Monday, March 1, 2010

Malaysia mulls allowing refugees to work

KUALA LUMPUR, Malaysia (AP) — Malaysia may allow refugees the right to work in an apparent bid to reduce the country's labor shortage and deflect criticism of ill-treating them, a news report said Monday.
The proposal would mark a major policy shift toward refugees who, as illegal immigrants, have been subject to detention, caning and deportation. Malaysia has so far refused to officially recognize them, fearing a flood of migrants.
Home Minister Hishammuddin Hussein said authorities would discuss letting employers hire refugees instead of importing foreign workers. The country depends heavily on foreign labor in such industries as construction, manufacturing and farming.
"The suggestion might work but we need to look at it from all angles," The Star quoted Hishammuddin as saying.
Officials could not immediately be reached for further details.
Earlier this month, Malaysia announced it planned to issue ID cards to refugees — in a first move toward recognizing them and sparing them from being arrested with other illegals.

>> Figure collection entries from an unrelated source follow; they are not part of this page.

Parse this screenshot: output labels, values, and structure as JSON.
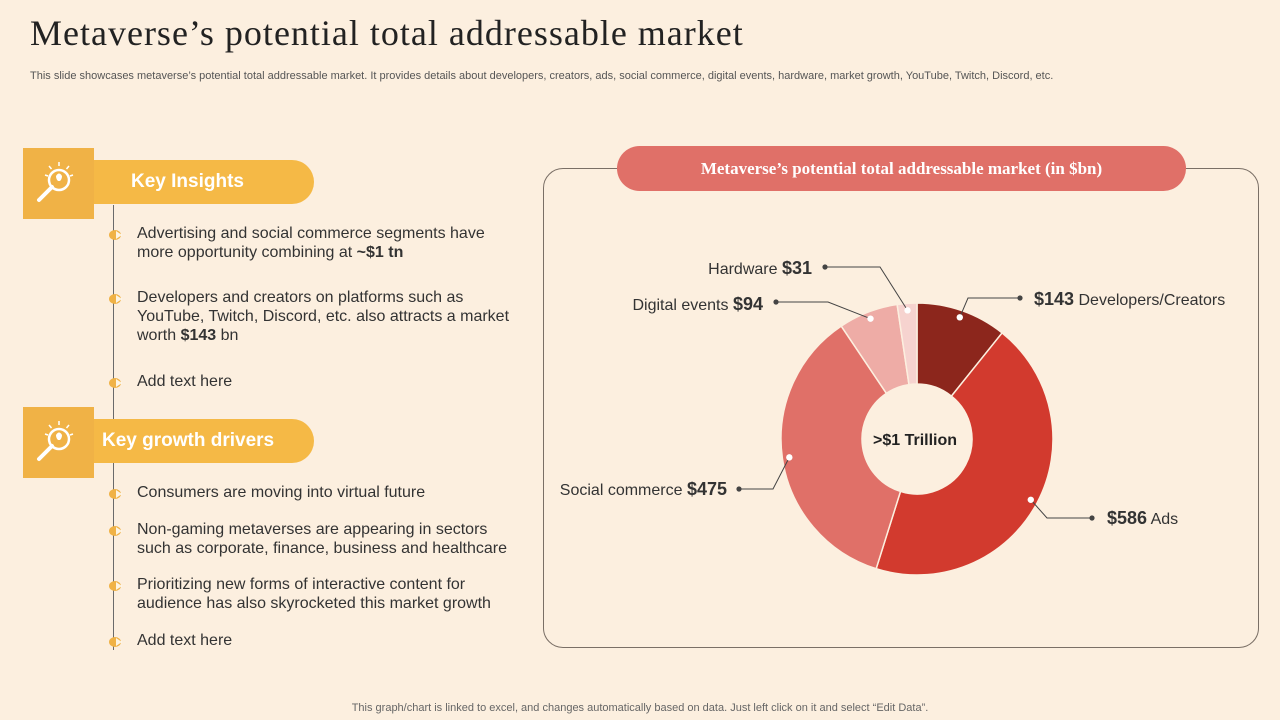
{
  "title": "Metaverse’s potential total addressable market",
  "subtitle": "This slide showcases metaverse’s potential total addressable market. It provides details about developers, creators, ads, social commerce, digital events, hardware, market growth, YouTube, Twitch, Discord, etc.",
  "sections": [
    {
      "heading": "Key Insights",
      "icon": "magnifier-bulb-icon",
      "bullets": [
        {
          "pre": "Advertising and social commerce segments have more opportunity combining at ",
          "bold": "~$1 tn",
          "post": ""
        },
        {
          "pre": "Developers and creators on platforms such as YouTube,  Twitch,  Discord, etc. also attracts a market worth  ",
          "bold": "$143",
          "post": " bn"
        },
        {
          "pre": "Add text here",
          "bold": "",
          "post": ""
        }
      ]
    },
    {
      "heading": "Key growth drivers",
      "icon": "magnifier-bulb-icon",
      "bullets": [
        {
          "pre": "Consumers are moving into virtual future",
          "bold": "",
          "post": ""
        },
        {
          "pre": "Non-gaming metaverses are appearing in sectors such as corporate, finance, business and healthcare",
          "bold": "",
          "post": ""
        },
        {
          "pre": "Prioritizing new forms of interactive content for audience has also skyrocketed this market growth",
          "bold": "",
          "post": ""
        },
        {
          "pre": "Add text here",
          "bold": "",
          "post": ""
        }
      ]
    }
  ],
  "chart_data": {
    "type": "pie",
    "donut": true,
    "title": "Metaverse’s potential total addressable market (in $bn)",
    "center_label": ">$1 Trillion",
    "slices": [
      {
        "label": "Developers/Creators",
        "value": 143,
        "value_label": "$143",
        "color": "#8c261c"
      },
      {
        "label": "Ads",
        "value": 586,
        "value_label": "$586",
        "color": "#d23a2e"
      },
      {
        "label": "Social commerce",
        "value": 475,
        "value_label": "$475",
        "color": "#e07068"
      },
      {
        "label": "Digital events",
        "value": 94,
        "value_label": "$94",
        "color": "#eeaca6"
      },
      {
        "label": "Hardware",
        "value": 31,
        "value_label": "$31",
        "color": "#f6d3cf"
      }
    ]
  },
  "colors": {
    "background": "#fcefdf",
    "accent": "#f5b946",
    "chart_title_bg": "#e07068"
  },
  "footer": "This graph/chart is linked to excel,  and changes automatically based on data. Just left click on it and select “Edit Data”."
}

Florida Sandanasamy, an official with local refugee rights group Tenaganita, welcomed the work proposal as a first "small step."
The United Nations refugee agency says there are almost 80,000 registered refugees and asylum-seekers in Malaysia. Most of them fled persecution in Myanmar.
All of them are waiting to be resettled to a third country that officially accepts them, granting them legal status and the right to work.